Stuyvesant begins by visiting Pip’s apartment. There he meets her intriguing roommate, which leads to even more complications not only because his previous relationship with Pip makes his growing attraction to her roommate awkward, but also because of the unexpected return of the woman he’s been trying to forget for the past three years. The complex web of relationships—everybody knows everybody, it seems—makes for a compelling investigation, as does the setting. Paris is a living, breathing entity. The pacing is deceptive; although the plot seems slow to develop with perhaps too much attention given to the visual arts, in fact the suspense steadily builds and the immersion into the artistic mind-set of the time is vital to solving the mystery of Pip’s disappearance.

Stuyvesant’s journey into the Paris art world is fascinating, and the integration of real artists and their work is seamless. There’s enough background and description of surrealist art to bring the art scene to life but not enough that my eyes glazed over. The horrors of the Great War opened up to a time of decadence and selfishness; within certain circles, Art was elevated above all else and the human body was just another medium. There’s a growing sense of desperation as the story unfolds, and knowing what’s around the corner—the Wall Street Crash is just a month away—makes the reader all too aware that this is a society headed straight for a cliff.

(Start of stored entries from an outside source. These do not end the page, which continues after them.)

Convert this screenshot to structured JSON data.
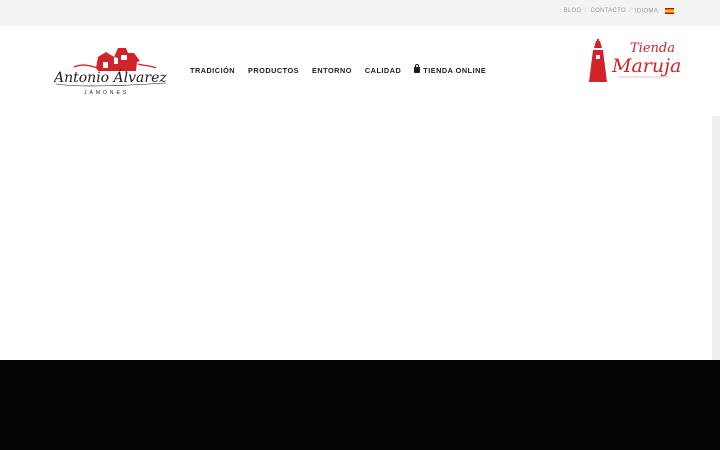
{
  "topbar": {
    "links": [
      "BLOG",
      "CONTACTO"
    ],
    "language_label": "IDIOMA:",
    "language_flag": "spain-flag-icon"
  },
  "logo": {
    "script_text": "Antonio Álvarez",
    "sub_text": "JAMONES"
  },
  "nav": {
    "items": [
      "TRADICIÓN",
      "PRODUCTOS",
      "ENTORNO",
      "CALIDAD"
    ],
    "shop_label": "TIENDA ONLINE",
    "shop_icon": "shopping-bag-icon"
  },
  "tienda_logo": {
    "line1": "Tienda",
    "line2": "Maruja"
  },
  "colors": {
    "brand_red": "#d3232a",
    "topbar_bg": "#f3f3f3",
    "footer_bg": "#050505",
    "nav_text": "#1c1c1c"
  }
}
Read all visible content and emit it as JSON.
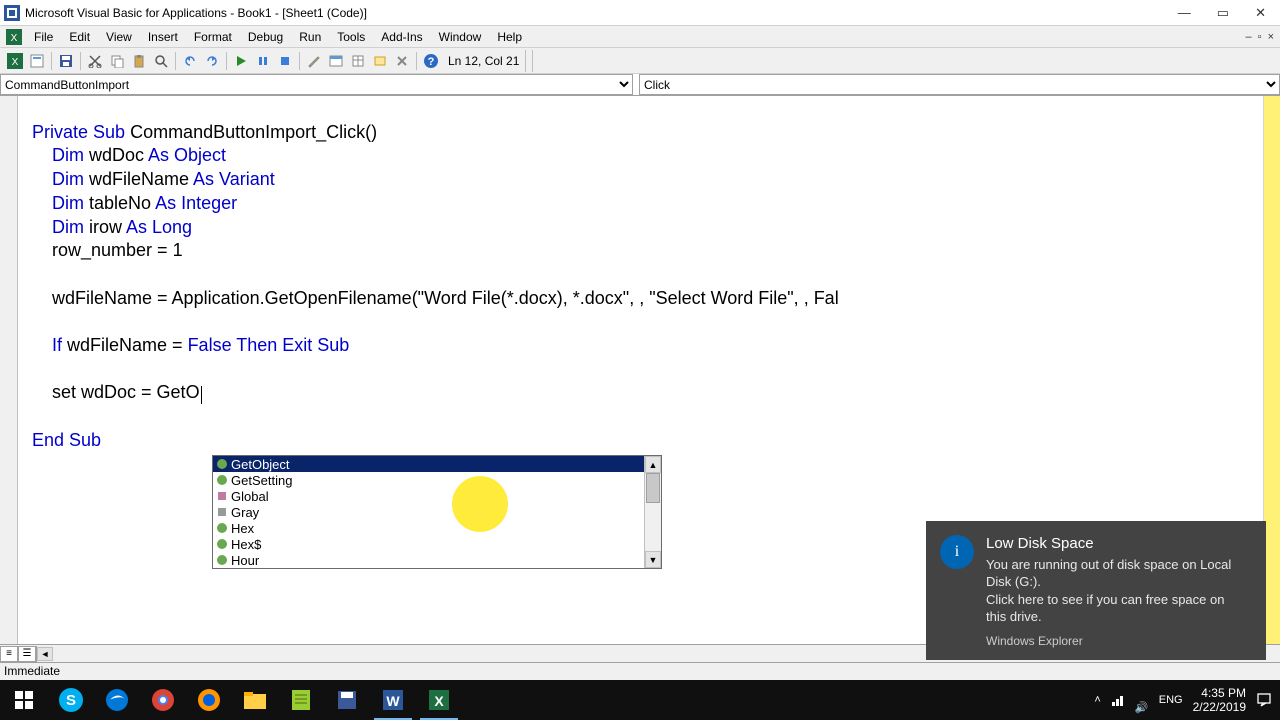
{
  "title": "Microsoft Visual Basic for Applications - Book1 - [Sheet1 (Code)]",
  "menus": [
    "File",
    "Edit",
    "View",
    "Insert",
    "Format",
    "Debug",
    "Run",
    "Tools",
    "Add-Ins",
    "Window",
    "Help"
  ],
  "cursor_pos": "Ln 12, Col 21",
  "object_box": "CommandButtonImport",
  "proc_box": "Click",
  "immediate_label": "Immediate",
  "code": {
    "l1a": "Private Sub",
    "l1b": " CommandButtonImport_Click()",
    "l2a": "    Dim",
    "l2b": " wdDoc ",
    "l2c": "As Object",
    "l3a": "    Dim",
    "l3b": " wdFileName ",
    "l3c": "As Variant",
    "l4a": "    Dim",
    "l4b": " tableNo ",
    "l4c": "As Integer",
    "l5a": "    Dim",
    "l5b": " irow ",
    "l5c": "As Long",
    "l6": "    row_number = 1",
    "l7": "",
    "l8": "    wdFileName = Application.GetOpenFilename(\"Word File(*.docx), *.docx\", , \"Select Word File\", , Fal",
    "l9": "",
    "l10a": "    If",
    "l10b": " wdFileName = ",
    "l10c": "False Then Exit Sub",
    "l11": "",
    "l12": "    set wdDoc = GetO",
    "l13": "",
    "l14": "End Sub"
  },
  "intelli_items": [
    "GetObject",
    "GetSetting",
    "Global",
    "Gray",
    "Hex",
    "Hex$",
    "Hour"
  ],
  "toast": {
    "title": "Low Disk Space",
    "body": "You are running out of disk space on Local Disk (G:).\nClick here to see if you can free space on this drive.",
    "source": "Windows Explorer"
  },
  "tray": {
    "lang": "ENG",
    "time": "4:35 PM",
    "date": "2/22/2019",
    "net": "↑"
  }
}
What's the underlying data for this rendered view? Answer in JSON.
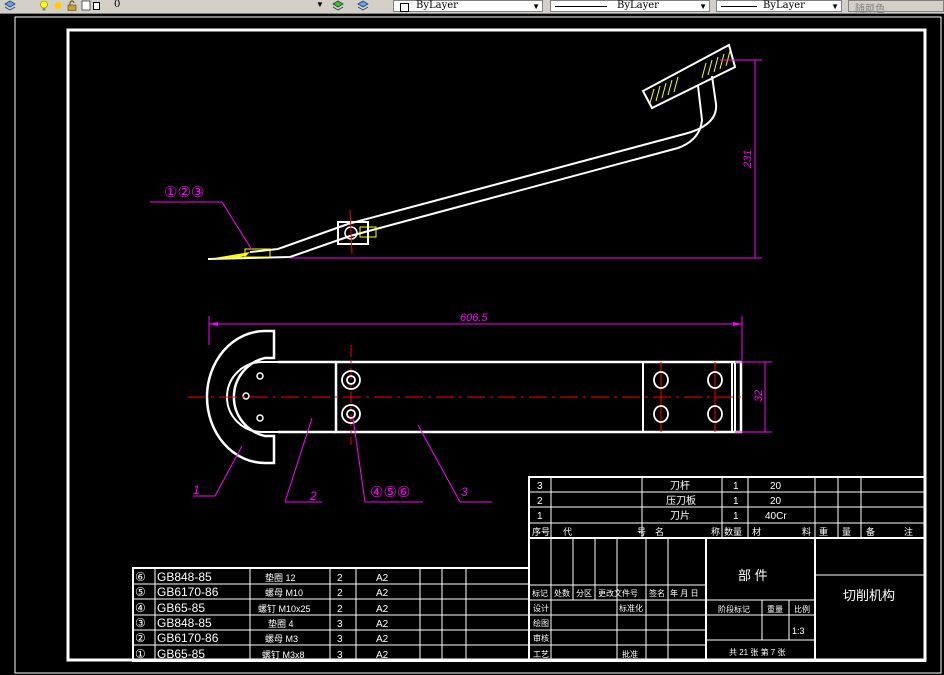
{
  "toolbar": {
    "layer_name": "0",
    "color_combo": "ByLayer",
    "linetype_combo": "ByLayer",
    "lineweight_combo": "ByLayer",
    "plotstyle_combo": "随颜色"
  },
  "drawing": {
    "callouts": {
      "top_left": "①②③",
      "bottom_456": "④⑤⑥",
      "item_1": "1",
      "item_2": "2",
      "item_3": "3"
    },
    "dims": {
      "height": "231",
      "length": "606.5",
      "width": "32"
    }
  },
  "parts_list": {
    "rows": [
      {
        "no": "3",
        "name": "刀杆",
        "qty": "1",
        "material": "20"
      },
      {
        "no": "2",
        "name": "压刀板",
        "qty": "1",
        "material": "20"
      },
      {
        "no": "1",
        "name": "刀片",
        "qty": "1",
        "material": "40Cr"
      }
    ],
    "header": {
      "no": "序号",
      "code": "代",
      "code2": "号",
      "name": "名",
      "name2": "称",
      "qty": "数量",
      "material": "材",
      "material2": "料",
      "weight": "重",
      "weight2": "量",
      "note": "备",
      "note2": "注"
    }
  },
  "std_parts": [
    {
      "no": "⑥",
      "code": "GB848-85",
      "name": "垫圈 12",
      "qty": "2",
      "mat": "A2"
    },
    {
      "no": "⑤",
      "code": "GB6170-86",
      "name": "螺母 M10",
      "qty": "2",
      "mat": "A2"
    },
    {
      "no": "④",
      "code": "GB65-85",
      "name": "螺钉 M10x25",
      "qty": "2",
      "mat": "A2"
    },
    {
      "no": "③",
      "code": "GB848-85",
      "name": "垫圈 4",
      "qty": "3",
      "mat": "A2"
    },
    {
      "no": "②",
      "code": "GB6170-86",
      "name": "螺母 M3",
      "qty": "3",
      "mat": "A2"
    },
    {
      "no": "①",
      "code": "GB65-85",
      "name": "螺钉 M3x8",
      "qty": "3",
      "mat": "A2"
    }
  ],
  "title_block": {
    "rev_row": [
      "标记",
      "处数",
      "分区",
      "更改文件号",
      "签名",
      "年 月 日"
    ],
    "design": "设计",
    "standard": "标准化",
    "drawn": "绘图",
    "check": "审核",
    "process": "工艺",
    "approve": "批准",
    "part_label": "部  件",
    "stage": "阶段标记",
    "weight": "重量",
    "scale": "比例",
    "scale_value": "1:3",
    "sheets": "共 21 张 第 7 张",
    "title": "切削机构"
  },
  "colors": {
    "outline": "#ffffff",
    "dimension": "#ff00ff",
    "centerline": "#ff0000",
    "hatch": "#ffff00",
    "background": "#000000"
  }
}
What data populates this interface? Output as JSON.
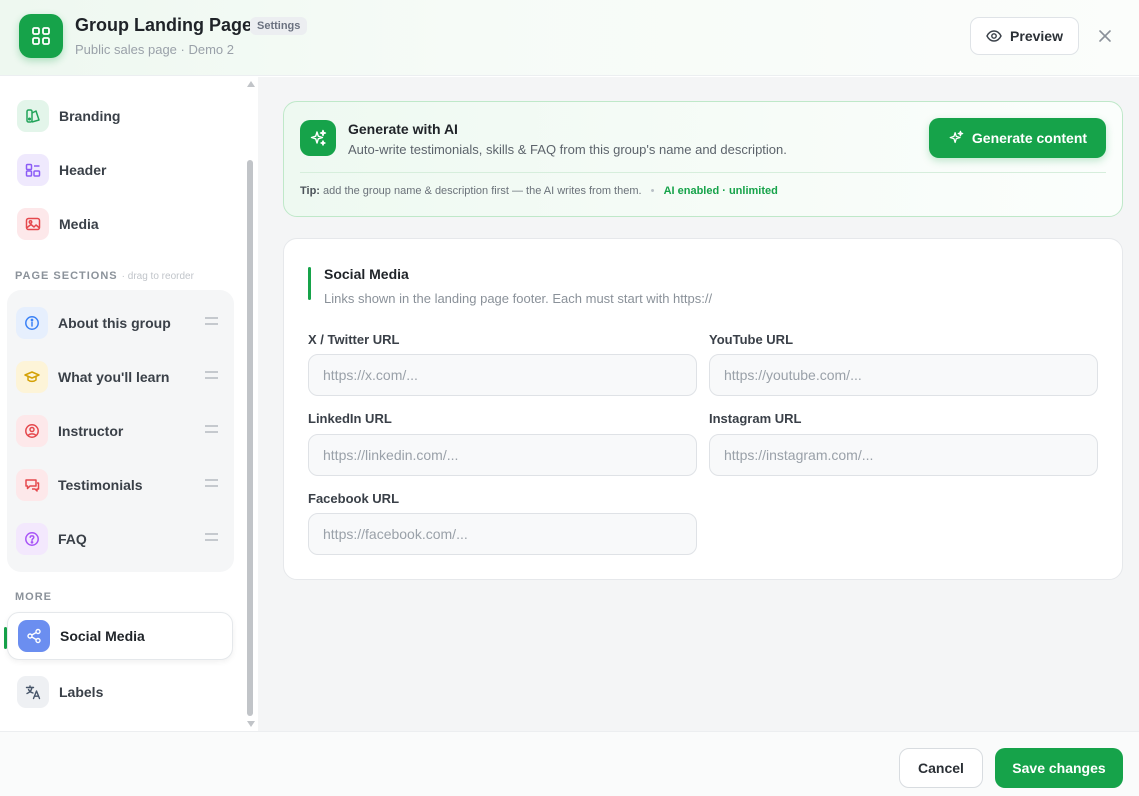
{
  "header": {
    "title": "Group Landing Page",
    "badge": "Settings",
    "subtitle": "Public sales page · Demo 2",
    "preview_label": "Preview"
  },
  "sidebar": {
    "top_items": [
      {
        "label": "Branding",
        "icon": "branding-icon",
        "color": "#22a35a"
      },
      {
        "label": "Header",
        "icon": "header-layout-icon",
        "color": "#8b5cf6"
      },
      {
        "label": "Media",
        "icon": "image-icon",
        "color": "#e5484d"
      }
    ],
    "page_sections_label": "PAGE SECTIONS",
    "page_sections_hint": "· drag to reorder",
    "sections": [
      {
        "label": "About this group",
        "icon": "info-icon",
        "color": "#3b82f6"
      },
      {
        "label": "What you'll learn",
        "icon": "graduation-cap-icon",
        "color": "#eab308"
      },
      {
        "label": "Instructor",
        "icon": "user-circle-icon",
        "color": "#e5484d"
      },
      {
        "label": "Testimonials",
        "icon": "chat-bubbles-icon",
        "color": "#e5484d"
      },
      {
        "label": "FAQ",
        "icon": "help-circle-icon",
        "color": "#a855f7"
      }
    ],
    "more_label": "MORE",
    "more_items": [
      {
        "label": "Social Media",
        "icon": "share-icon",
        "color": "#6366f1",
        "active": true
      },
      {
        "label": "Labels",
        "icon": "translate-icon",
        "color": "#475569",
        "active": false
      }
    ]
  },
  "ai": {
    "title": "Generate with AI",
    "description": "Auto-write testimonials, skills & FAQ from this group's name and description.",
    "button_label": "Generate content",
    "tip_prefix": "Tip:",
    "tip_text": "add the group name & description first — the AI writes from them.",
    "status": "AI enabled · unlimited"
  },
  "form": {
    "title": "Social Media",
    "description": "Links shown in the landing page footer. Each must start with https://",
    "fields": [
      {
        "label": "X / Twitter URL",
        "placeholder": "https://x.com/...",
        "value": ""
      },
      {
        "label": "YouTube URL",
        "placeholder": "https://youtube.com/...",
        "value": ""
      },
      {
        "label": "LinkedIn URL",
        "placeholder": "https://linkedin.com/...",
        "value": ""
      },
      {
        "label": "Instagram URL",
        "placeholder": "https://instagram.com/...",
        "value": ""
      },
      {
        "label": "Facebook URL",
        "placeholder": "https://facebook.com/...",
        "value": ""
      }
    ]
  },
  "footer": {
    "cancel_label": "Cancel",
    "save_label": "Save changes"
  },
  "colors": {
    "accent": "#16a34a"
  }
}
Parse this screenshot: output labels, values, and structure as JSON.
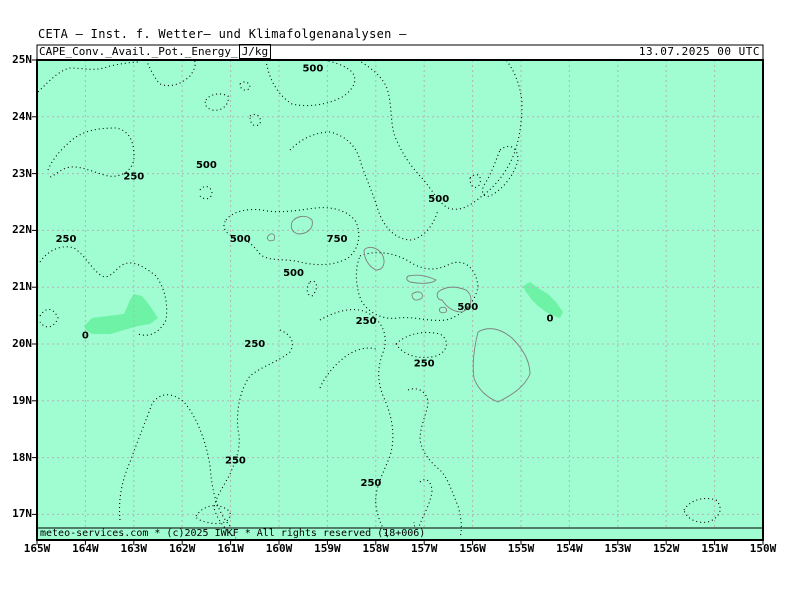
{
  "header": {
    "title": "CETA — Inst. f. Wetter— und Klimafolgenanalysen —",
    "parameter": "CAPE_Conv._Avail._Pot._Energy_",
    "unit": "J/kg",
    "datetime": "13.07.2025 00 UTC"
  },
  "footer": {
    "text": "meteo-services.com * (c)2025 IWKF * All rights reserved (18+006)"
  },
  "axes": {
    "latitudes": [
      "25N",
      "24N",
      "23N",
      "22N",
      "21N",
      "20N",
      "19N",
      "18N",
      "17N"
    ],
    "longitudes": [
      "165W",
      "164W",
      "163W",
      "162W",
      "161W",
      "160W",
      "159W",
      "158W",
      "157W",
      "156W",
      "155W",
      "154W",
      "153W",
      "152W",
      "151W",
      "150W"
    ]
  },
  "contour_labels": [
    {
      "text": "500",
      "lon": -159.3,
      "lat": 24.8
    },
    {
      "text": "250",
      "lon": -163.0,
      "lat": 22.9
    },
    {
      "text": "500",
      "lon": -161.5,
      "lat": 23.1
    },
    {
      "text": "500",
      "lon": -156.7,
      "lat": 22.5
    },
    {
      "text": "250",
      "lon": -164.4,
      "lat": 21.8
    },
    {
      "text": "500",
      "lon": -160.8,
      "lat": 21.8
    },
    {
      "text": "750",
      "lon": -158.8,
      "lat": 21.8
    },
    {
      "text": "500",
      "lon": -159.7,
      "lat": 21.2
    },
    {
      "text": "500",
      "lon": -156.1,
      "lat": 20.6
    },
    {
      "text": "250",
      "lon": -158.2,
      "lat": 20.35
    },
    {
      "text": "0",
      "lon": -164.0,
      "lat": 20.1
    },
    {
      "text": "0",
      "lon": -154.4,
      "lat": 20.4
    },
    {
      "text": "250",
      "lon": -160.5,
      "lat": 19.95
    },
    {
      "text": "250",
      "lon": -157.0,
      "lat": 19.6
    },
    {
      "text": "250",
      "lon": -160.9,
      "lat": 17.9
    },
    {
      "text": "250",
      "lon": -158.1,
      "lat": 17.5
    }
  ],
  "colors": {
    "background": "#a0fdd2",
    "zero_region": "#6ef2a6",
    "grid": "#b4b4b4",
    "coast": "#808080",
    "contour": "#000000"
  }
}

This is the second book in a series. I read the previous book, Touchstone, several years ago. While the events of Touchstone are referred to, I think The Bones of Paris stands up on its own. Anyone planning to read both books should read Touchstone first, however, not only to preserve the order of the series but also because it’s a weaker book, and readers who are impressed with The Bones of Paris might feel let down a bit by Touchstone.

 

This ARC was provided by the publisher via NetGalley in exchange for an honest review.